The United Nations (UN) has issued a warning about the explosion of the global drug market, marked by a sharp rise in new synthetic drugs, cocaine, and methamphetamine. Drug trafficking gangs are taking advantage of global instability to penetrate new markets, according to the World Drug Report released Friday by the United Nations Office on Drugs and Crime (UNODC).
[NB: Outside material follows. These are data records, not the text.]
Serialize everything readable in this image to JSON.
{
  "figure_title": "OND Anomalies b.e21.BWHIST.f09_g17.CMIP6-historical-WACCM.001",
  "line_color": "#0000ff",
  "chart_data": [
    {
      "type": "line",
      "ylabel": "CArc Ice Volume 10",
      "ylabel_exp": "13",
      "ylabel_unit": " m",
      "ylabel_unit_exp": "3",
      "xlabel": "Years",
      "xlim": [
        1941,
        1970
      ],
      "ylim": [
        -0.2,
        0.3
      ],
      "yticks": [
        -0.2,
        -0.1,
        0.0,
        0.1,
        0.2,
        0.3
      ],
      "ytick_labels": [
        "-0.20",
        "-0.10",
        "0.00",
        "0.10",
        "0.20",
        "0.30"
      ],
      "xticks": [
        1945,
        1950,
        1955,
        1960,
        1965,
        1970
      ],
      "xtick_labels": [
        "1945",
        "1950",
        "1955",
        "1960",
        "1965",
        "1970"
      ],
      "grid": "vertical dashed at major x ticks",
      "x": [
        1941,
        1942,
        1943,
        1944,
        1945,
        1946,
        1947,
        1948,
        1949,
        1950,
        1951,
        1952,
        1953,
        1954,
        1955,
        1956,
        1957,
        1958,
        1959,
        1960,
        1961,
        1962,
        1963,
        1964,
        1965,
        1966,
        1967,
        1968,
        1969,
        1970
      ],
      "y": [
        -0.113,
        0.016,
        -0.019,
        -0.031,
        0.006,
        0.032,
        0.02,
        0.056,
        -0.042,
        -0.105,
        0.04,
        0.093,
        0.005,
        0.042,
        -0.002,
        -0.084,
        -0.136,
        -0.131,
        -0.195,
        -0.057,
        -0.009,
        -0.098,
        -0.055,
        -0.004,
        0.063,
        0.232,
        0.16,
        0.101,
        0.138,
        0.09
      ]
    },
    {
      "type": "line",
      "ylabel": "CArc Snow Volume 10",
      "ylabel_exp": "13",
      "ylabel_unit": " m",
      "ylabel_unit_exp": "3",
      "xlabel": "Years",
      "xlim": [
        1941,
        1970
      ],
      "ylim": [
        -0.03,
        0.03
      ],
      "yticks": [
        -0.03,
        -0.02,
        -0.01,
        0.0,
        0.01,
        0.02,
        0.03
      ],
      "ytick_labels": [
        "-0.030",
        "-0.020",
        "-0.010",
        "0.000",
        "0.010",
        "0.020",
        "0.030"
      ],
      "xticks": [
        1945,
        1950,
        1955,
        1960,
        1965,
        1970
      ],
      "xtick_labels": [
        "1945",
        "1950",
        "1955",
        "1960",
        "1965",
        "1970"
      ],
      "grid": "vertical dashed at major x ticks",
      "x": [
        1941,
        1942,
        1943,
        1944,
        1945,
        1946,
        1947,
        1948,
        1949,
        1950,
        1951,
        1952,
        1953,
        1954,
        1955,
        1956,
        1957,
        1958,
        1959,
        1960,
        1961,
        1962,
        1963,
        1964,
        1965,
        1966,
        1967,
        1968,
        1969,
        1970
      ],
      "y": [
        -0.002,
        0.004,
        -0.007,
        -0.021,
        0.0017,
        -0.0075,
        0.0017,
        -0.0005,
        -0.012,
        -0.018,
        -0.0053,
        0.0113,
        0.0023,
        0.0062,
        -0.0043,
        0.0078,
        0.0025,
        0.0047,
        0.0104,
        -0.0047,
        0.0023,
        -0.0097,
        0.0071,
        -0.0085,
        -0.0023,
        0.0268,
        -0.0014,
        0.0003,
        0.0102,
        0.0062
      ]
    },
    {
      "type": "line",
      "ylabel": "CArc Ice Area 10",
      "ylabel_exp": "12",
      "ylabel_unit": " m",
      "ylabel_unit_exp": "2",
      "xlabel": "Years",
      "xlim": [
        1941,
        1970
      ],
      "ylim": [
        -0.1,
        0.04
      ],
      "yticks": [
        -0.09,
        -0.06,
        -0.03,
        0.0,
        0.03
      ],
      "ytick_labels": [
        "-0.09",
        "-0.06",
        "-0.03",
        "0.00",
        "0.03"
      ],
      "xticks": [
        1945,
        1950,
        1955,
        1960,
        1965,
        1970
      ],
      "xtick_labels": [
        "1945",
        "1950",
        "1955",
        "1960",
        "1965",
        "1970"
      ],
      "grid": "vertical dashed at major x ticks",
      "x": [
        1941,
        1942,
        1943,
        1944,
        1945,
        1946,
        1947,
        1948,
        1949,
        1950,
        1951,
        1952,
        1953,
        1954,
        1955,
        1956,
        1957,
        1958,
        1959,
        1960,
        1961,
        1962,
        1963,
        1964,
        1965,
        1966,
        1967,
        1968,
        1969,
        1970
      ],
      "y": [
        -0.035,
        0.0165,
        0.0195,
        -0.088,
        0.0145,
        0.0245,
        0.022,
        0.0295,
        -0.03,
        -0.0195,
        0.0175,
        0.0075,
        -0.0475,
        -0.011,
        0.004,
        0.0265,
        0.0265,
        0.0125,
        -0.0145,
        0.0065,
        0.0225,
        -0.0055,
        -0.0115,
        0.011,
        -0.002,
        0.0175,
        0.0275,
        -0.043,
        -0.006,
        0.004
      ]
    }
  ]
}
The report stresses that both new and established drugs are proliferating, filling the void left by the Taliban's ban on opium poppy cultivation in Afghanistan. UNODC Executive Director Monica Juma stated: 'We are witnessing an unprecedented increase in new drugs entering the market, and alarmingly, some are more potent or dangerous than before.'
According to the report, the number of drug types discovered in 2024 was five times higher than just four years earlier, as manufacturers continuously invent new synthetic drugs to evade detection. The UN recorded 755 novel psychoactive substances (NPS) in circulation in 2024, with 118 reported for the first time.
This surge comes as heroin production and use remain impacted by the Taliban's 2022 opium ban in Afghanistan. This has driven the growing popularity of synthetic opioids such as fentanyl, nitazenes, and orphines—which are more potent and easier to produce. UNODC warns this could cause a permanent shift in the global market and increase risks to users.
Methamphetamine trafficking is estimated to be growing 13% annually based on seizure volumes. New routes and the spread of production have created fresh markets, particularly in Africa, the Near and Middle East, and parts of Europe. The fall of the Assad regime in Syria in 2024 disrupted the Captagon market and drove up prices, leading the UN to fear users may switch from this amphetamine-type stimulant to methamphetamine.
Cocaine production has hit an all-time high, quadrupling over a decade to exceed 4,000 metric tons of pure cocaine in 2024. Organized crime groups continue to boost consumption in both traditional and emerging markets to expand their customer base, while quality improves and prices fall.